Attendance at Disneyland and other once-popular Anaheim venues has dropped sharply over the past few weeks, as business and leisure travelers alike cancel their planned trips in the wake of the Sept. 11 attacks. Consultants at Ernst & Young's Hospitality Group earlier this week said the city's hotel-occupancy rate has been cut nearly in half, to a mere 42%.
About 54% of Anaheim's general-fund revenue, which was expected to reach $178.3 million this year, comes from sales and hotel-bed taxes. Anaheim and other cities that depend heavily on tourism-related revenue to finance their operations could face budget shortfalls if travel doesn't pick up soon, New York-based S&P says, which in turn could jeopardize their ability to make payments to municipal bondholders.
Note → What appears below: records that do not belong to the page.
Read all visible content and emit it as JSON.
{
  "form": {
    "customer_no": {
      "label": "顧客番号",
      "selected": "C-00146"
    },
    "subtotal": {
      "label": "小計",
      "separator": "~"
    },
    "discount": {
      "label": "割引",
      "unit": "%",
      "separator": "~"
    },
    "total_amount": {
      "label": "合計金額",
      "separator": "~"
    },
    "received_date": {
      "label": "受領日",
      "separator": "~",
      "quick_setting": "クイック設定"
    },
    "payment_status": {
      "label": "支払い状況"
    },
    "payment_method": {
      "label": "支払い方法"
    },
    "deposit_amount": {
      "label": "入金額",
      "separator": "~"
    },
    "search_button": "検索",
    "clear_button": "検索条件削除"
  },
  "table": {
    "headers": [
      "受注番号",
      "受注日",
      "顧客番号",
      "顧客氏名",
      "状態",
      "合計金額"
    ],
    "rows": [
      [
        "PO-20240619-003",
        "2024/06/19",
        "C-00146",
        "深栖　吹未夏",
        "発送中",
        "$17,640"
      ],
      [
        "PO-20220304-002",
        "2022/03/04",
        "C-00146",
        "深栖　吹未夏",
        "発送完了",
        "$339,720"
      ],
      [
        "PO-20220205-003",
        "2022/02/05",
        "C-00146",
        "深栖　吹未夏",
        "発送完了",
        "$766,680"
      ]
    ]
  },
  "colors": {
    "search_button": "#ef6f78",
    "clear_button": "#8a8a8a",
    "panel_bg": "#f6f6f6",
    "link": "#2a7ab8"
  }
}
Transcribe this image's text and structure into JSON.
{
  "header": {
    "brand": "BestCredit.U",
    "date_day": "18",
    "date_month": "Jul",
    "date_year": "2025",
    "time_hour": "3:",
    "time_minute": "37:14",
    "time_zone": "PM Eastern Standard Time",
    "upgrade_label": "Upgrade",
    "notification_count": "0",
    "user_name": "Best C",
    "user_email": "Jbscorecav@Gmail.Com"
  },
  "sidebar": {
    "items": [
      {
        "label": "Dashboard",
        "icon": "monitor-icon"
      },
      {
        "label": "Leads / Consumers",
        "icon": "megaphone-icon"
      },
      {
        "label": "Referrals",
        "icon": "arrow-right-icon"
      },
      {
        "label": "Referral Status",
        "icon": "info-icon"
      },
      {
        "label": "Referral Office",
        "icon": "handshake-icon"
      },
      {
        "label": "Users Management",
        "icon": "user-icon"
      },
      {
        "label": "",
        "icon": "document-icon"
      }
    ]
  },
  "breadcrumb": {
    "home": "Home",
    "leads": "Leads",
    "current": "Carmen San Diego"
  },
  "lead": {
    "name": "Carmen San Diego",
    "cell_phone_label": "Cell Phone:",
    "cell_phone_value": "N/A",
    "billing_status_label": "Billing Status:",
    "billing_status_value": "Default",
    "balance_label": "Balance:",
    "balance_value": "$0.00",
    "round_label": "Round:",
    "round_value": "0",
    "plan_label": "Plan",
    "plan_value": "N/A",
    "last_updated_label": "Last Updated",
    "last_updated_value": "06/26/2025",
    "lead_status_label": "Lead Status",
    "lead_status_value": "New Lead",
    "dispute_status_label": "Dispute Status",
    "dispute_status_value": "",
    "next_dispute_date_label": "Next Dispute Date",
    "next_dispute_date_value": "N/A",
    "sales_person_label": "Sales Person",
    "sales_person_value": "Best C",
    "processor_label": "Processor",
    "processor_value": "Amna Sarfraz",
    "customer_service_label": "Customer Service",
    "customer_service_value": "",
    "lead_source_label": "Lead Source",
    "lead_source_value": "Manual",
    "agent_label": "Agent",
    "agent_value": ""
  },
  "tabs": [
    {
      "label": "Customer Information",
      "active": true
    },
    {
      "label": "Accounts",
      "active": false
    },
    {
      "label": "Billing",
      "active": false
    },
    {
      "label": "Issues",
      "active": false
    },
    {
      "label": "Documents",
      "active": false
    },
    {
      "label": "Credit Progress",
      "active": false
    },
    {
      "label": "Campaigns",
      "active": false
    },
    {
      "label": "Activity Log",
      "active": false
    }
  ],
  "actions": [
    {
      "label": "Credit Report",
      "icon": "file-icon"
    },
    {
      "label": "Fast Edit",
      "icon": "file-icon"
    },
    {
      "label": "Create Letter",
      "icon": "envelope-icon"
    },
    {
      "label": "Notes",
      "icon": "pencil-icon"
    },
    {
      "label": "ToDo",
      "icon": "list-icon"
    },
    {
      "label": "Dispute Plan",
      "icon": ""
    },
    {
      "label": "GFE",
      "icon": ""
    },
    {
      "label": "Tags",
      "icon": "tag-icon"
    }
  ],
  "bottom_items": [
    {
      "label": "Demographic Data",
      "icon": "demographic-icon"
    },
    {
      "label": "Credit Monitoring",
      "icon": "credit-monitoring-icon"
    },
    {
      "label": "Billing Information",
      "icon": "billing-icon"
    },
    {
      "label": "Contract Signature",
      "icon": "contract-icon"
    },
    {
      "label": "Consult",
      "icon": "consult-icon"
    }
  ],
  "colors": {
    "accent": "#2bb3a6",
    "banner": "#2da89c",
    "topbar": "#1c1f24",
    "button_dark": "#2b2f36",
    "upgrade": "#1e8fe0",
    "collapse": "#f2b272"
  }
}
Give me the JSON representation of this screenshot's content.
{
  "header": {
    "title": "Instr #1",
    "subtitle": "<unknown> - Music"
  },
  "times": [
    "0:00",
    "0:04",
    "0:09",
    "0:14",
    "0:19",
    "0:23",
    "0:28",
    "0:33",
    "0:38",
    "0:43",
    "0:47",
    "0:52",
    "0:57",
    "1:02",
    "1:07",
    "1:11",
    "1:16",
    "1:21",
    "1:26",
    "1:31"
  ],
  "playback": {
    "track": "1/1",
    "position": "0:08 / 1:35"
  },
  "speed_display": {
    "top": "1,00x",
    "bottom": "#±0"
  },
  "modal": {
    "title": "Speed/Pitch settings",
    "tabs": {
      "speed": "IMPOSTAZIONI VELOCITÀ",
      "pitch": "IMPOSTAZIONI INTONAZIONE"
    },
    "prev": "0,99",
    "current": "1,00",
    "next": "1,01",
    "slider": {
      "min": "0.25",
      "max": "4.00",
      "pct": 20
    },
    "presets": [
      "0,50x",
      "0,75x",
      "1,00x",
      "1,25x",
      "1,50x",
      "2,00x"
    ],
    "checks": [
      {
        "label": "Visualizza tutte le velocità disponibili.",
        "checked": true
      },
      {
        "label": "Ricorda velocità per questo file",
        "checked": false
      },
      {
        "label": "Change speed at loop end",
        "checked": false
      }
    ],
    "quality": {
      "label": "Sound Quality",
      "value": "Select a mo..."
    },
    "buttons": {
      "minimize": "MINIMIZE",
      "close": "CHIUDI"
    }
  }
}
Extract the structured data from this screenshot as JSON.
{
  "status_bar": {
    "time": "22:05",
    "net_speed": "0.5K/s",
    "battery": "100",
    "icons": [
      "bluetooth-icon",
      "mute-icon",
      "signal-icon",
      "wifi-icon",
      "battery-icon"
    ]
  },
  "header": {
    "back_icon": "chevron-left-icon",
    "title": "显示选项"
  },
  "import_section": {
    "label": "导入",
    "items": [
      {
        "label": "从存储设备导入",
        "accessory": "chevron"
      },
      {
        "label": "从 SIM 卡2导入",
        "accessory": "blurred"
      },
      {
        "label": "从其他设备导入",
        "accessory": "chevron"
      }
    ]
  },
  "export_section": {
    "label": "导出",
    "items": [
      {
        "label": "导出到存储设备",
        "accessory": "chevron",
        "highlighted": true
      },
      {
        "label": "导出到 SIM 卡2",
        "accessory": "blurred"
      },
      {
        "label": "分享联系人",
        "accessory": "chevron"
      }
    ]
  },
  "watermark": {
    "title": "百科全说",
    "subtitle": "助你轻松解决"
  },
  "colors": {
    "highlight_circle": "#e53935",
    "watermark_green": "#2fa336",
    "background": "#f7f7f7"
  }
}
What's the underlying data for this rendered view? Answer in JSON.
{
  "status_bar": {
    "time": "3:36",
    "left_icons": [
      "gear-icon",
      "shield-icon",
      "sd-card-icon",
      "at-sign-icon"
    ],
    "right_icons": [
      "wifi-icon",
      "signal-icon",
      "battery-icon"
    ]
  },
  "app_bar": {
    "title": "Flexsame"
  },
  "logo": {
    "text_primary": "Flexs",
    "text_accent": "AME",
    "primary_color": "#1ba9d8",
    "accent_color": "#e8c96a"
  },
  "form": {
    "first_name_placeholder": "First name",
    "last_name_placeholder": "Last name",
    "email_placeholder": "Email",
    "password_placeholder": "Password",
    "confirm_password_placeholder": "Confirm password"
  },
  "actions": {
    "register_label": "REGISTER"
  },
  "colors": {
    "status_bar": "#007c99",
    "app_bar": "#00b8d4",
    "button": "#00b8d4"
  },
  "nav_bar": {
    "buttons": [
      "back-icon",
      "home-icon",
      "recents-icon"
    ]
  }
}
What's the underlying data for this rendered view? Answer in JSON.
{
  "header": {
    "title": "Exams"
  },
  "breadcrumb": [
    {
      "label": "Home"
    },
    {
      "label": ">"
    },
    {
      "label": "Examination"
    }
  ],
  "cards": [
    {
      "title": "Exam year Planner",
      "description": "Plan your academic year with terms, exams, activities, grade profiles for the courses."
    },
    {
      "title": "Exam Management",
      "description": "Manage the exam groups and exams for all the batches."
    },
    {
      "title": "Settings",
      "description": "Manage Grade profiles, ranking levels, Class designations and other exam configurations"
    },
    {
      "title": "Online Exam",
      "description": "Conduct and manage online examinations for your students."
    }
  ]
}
Only Anaheim's $8.2-million in general-revenue bond debt is effected by S&P's move, the credit-rating company says. A $510-million bond that was floated to pay for improvements to the Anaheim Convention Center and other parts of the 1,100-acre Anaheim Resort project is not affected because the debt is insured through a private carrier.
Moving the general-revenue debt to "credit watch" status does not necessarily mean that the debt itself will soon be downgraded. The watch rating could be lifted if the city's finances turn around soon, credit experts say.
Nonetheless, Anaheim's presence on the credit watch list could make it more difficult for the city to raise cash through future bond offerings. And if its current AA rating is indeed cut, the city would have to pay higher rates to attract future bond buyers and pay more to refinance its current debt.